Create a `.env.local` file in the root directory:

```env
VITE_SUPABASE_URL=your_supabase_project_url
VITE_SUPABASE_ANON_KEY=your_supabase_anon_key
```

Replace the values with your actual Supabase project credentials found in your Supabase dashboard under Settings > API.

### 3. Database Setup

The application requires two main tables in your Supabase database:

#### Annotators Table
```sql
CREATE TABLE public.annotators (
  id UUID NOT NULL DEFAULT gen_random_uuid() PRIMARY KEY,
  id UUID REFERENCES auth.users(id) ON DELETE CASCADE NOT NULL,
  email TEXT,
  expertise_group TEXT CHECK (expertise_group IN ('medical', 'general')),
  created_at TIMESTAMP WITH TIME ZONE NOT NULL DEFAULT now(),
  UNIQUE(id)
);
```

#### Evaluations Table
```sql
CREATE TABLE public.evaluations (
  id BIGSERIAL PRIMARY KEY,
  annotator_id UUID REFERENCES public.annotators(id) ON DELETE CASCADE NOT NULL,
  task_id BIGINT NOT NULL,
  score_a SMALLINT CHECK (score_a >= 0 AND score_a <= 5),
  score_b SMALLINT CHECK (score_b >= 0 AND score_b <= 5),
  session_start_time TIMESTAMP WITHOUT TIME ZONE,
  evaluation_end_time TIMESTAMP WITHOUT TIME ZONE,
  created_at TIMESTAMP WITH TIME ZONE NOT NULL DEFAULT now()
);
```

Enable Row Level Security (RLS) and create appropriate policies for both tables to ensure users can only access their own data.

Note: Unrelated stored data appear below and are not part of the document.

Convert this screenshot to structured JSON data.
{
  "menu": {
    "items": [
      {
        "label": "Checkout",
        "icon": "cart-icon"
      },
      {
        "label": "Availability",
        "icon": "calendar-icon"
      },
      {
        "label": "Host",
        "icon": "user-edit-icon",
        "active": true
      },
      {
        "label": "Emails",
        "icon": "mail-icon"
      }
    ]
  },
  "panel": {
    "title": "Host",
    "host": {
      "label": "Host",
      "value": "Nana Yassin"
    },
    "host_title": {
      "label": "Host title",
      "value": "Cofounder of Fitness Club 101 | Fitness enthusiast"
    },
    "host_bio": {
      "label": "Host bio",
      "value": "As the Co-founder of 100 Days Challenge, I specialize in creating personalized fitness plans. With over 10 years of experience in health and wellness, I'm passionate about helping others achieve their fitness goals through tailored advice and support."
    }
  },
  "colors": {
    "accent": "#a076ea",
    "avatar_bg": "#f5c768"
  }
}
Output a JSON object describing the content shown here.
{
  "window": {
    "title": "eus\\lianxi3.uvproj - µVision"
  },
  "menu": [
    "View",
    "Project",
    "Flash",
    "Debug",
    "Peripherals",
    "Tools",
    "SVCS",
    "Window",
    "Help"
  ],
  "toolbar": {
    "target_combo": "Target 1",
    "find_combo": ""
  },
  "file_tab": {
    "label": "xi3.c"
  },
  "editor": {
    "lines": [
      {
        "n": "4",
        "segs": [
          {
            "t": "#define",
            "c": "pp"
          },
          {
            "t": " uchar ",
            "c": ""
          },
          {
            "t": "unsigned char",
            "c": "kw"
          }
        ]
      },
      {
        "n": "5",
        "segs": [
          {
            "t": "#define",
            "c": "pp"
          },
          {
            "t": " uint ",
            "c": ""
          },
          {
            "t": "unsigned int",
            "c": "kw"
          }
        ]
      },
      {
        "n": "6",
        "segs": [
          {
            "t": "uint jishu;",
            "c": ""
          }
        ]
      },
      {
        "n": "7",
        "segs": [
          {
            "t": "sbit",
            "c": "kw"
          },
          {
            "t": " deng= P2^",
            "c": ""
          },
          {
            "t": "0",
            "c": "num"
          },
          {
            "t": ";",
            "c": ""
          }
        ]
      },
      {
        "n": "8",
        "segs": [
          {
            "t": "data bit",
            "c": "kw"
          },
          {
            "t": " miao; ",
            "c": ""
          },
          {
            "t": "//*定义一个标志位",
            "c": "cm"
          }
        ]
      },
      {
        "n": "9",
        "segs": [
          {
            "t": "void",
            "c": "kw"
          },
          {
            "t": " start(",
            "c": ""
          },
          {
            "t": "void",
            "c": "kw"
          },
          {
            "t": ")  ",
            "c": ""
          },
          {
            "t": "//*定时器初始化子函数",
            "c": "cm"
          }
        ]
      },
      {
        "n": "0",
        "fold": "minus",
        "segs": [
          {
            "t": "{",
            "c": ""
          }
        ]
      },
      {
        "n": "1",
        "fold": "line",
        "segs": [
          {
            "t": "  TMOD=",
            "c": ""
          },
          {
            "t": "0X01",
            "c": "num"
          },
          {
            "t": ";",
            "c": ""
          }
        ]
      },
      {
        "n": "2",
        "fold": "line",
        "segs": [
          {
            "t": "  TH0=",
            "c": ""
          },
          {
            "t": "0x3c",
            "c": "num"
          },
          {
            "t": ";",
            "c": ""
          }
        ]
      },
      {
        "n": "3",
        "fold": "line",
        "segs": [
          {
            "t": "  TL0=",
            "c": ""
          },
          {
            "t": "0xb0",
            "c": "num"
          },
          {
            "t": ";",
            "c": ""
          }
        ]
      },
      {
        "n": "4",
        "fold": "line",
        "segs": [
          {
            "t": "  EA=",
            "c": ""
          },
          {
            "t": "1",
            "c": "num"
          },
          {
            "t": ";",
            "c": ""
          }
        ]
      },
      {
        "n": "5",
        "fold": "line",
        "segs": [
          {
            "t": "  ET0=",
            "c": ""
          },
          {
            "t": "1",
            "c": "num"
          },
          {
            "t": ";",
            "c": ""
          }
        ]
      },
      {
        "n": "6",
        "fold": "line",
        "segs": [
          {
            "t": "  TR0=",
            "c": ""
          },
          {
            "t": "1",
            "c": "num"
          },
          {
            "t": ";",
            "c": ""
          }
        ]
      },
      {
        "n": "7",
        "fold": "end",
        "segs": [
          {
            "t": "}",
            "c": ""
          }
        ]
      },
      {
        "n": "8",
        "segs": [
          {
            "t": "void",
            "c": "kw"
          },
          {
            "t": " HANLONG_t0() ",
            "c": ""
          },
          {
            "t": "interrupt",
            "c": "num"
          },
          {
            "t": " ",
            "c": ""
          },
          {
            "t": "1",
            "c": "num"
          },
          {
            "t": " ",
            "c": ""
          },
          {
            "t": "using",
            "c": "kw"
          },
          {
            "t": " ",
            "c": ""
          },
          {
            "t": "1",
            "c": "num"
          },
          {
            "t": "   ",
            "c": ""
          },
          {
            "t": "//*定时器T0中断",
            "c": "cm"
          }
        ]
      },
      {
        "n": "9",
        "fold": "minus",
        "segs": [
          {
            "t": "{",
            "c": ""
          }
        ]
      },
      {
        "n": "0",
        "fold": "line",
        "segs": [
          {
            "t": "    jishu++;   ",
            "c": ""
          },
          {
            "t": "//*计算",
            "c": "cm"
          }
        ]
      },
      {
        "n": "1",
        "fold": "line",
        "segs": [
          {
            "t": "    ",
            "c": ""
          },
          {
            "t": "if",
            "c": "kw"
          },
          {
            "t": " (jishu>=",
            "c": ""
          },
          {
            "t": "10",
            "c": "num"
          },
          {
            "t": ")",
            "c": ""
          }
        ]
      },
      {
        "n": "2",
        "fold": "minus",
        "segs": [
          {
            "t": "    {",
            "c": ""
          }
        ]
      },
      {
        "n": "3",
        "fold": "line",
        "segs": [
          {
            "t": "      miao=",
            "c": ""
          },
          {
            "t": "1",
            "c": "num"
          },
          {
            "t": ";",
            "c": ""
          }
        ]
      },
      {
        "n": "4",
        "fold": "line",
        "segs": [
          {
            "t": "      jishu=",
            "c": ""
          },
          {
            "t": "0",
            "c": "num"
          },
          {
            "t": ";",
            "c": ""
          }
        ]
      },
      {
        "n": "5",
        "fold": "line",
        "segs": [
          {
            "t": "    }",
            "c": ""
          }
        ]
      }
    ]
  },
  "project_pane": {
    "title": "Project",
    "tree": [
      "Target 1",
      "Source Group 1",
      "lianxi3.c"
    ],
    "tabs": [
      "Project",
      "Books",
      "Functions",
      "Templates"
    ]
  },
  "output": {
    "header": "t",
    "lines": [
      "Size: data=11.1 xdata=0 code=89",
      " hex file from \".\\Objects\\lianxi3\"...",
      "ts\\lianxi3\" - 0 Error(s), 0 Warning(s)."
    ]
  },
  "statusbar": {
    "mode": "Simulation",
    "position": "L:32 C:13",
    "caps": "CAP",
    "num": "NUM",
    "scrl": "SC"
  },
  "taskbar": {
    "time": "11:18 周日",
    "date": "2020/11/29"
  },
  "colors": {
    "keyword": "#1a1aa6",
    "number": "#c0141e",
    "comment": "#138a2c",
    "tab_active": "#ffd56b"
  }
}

### 4. Supabase Authentication Configuration

1. In your Supabase dashboard, go to Authentication > Settings
2. Enable "Enable email confirmations" (optional, but recommended for production)
3. Configure email templates if desired
4. Add your domain to "Site URL" in Auth settings

### 5. Run the Application

```bash
npm run dev
```

The application will be available at `http://localhost:5173`

## How to Add/Modify Tasks

Tasks are defined in the `public/tasks.json` file. Each task follows this structure:

```json
{
  "taskId": 1,
  "sourceAbstracts": [
    "Abstract text 1...",
    "Abstract text 2...",
    "Abstract text 3..."
  ],
  "referenceConclusion": "The gold standard conclusion text...",
  "modelOutputs": {
    "conclusionA": "First AI-generated conclusion...",
    "conclusionB": "Second AI-generated conclusion..."
  }
}
```

### To add new tasks:

1. Open `public/tasks.json`
2. Add new task objects to the array
3. Ensure each task has a unique `taskId`
4. Include all required fields
5. Save the file - changes will be reflected immediately

### Task Guidelines:

- **taskId**: Must be unique integers
- **sourceAbstracts**: Array of source material (abstracts, papers, etc.)
- **referenceConclusion**: The "gold standard" conclusion to compare against
- **modelOutputs**: Object containing exactly two conclusions (A and B) to evaluate

## Scoring System

The application uses a 0-5 Likert scale based on semantic similarity:

- **5**: Excellent Similarity / Semantically Equivalent
- **4**: High Similarity / Mostly Equivalent  
- **3**: Moderate Similarity / Partially Equivalent
- **2**: Low Similarity / Superficially Related
- **1**: Very Low Similarity / Barely Related
- **0**: No Similarity / Contradictory or Irrelevant

## Data Export

Evaluation results are stored in the `evaluations` table and can be exported via:

1. Supabase dashboard SQL editor
2. API queries using the Supabase client
3. Direct database access

Example query to export all evaluations:
```sql
SELECT 
  e.*,
  a.expertise_group,
  a.email
FROM evaluations e
JOIN annotators a ON e.annotator_id = a.id
ORDER BY e.created_at;
```

## Deployment

This application can be deployed to any static hosting service (Vercel, Netlify, etc.) since it's a client-side React application that communicates with Supabase.

### For Vercel:
```bash
npm run build
npx vercel --prod
```

### For Netlify:
```bash
npm run build
# Upload dist/ folder to Netlify
```

Make sure to configure environment variables in your hosting platform's dashboard.

## Support

For issues or questions:
1. Check the browser console for error messages
2. Verify Supabase connection and RLS policies
3. Ensure all environment variables are properly set
4. Check that tasks.json is properly formatted

## License

This project is licensed under the MIT License.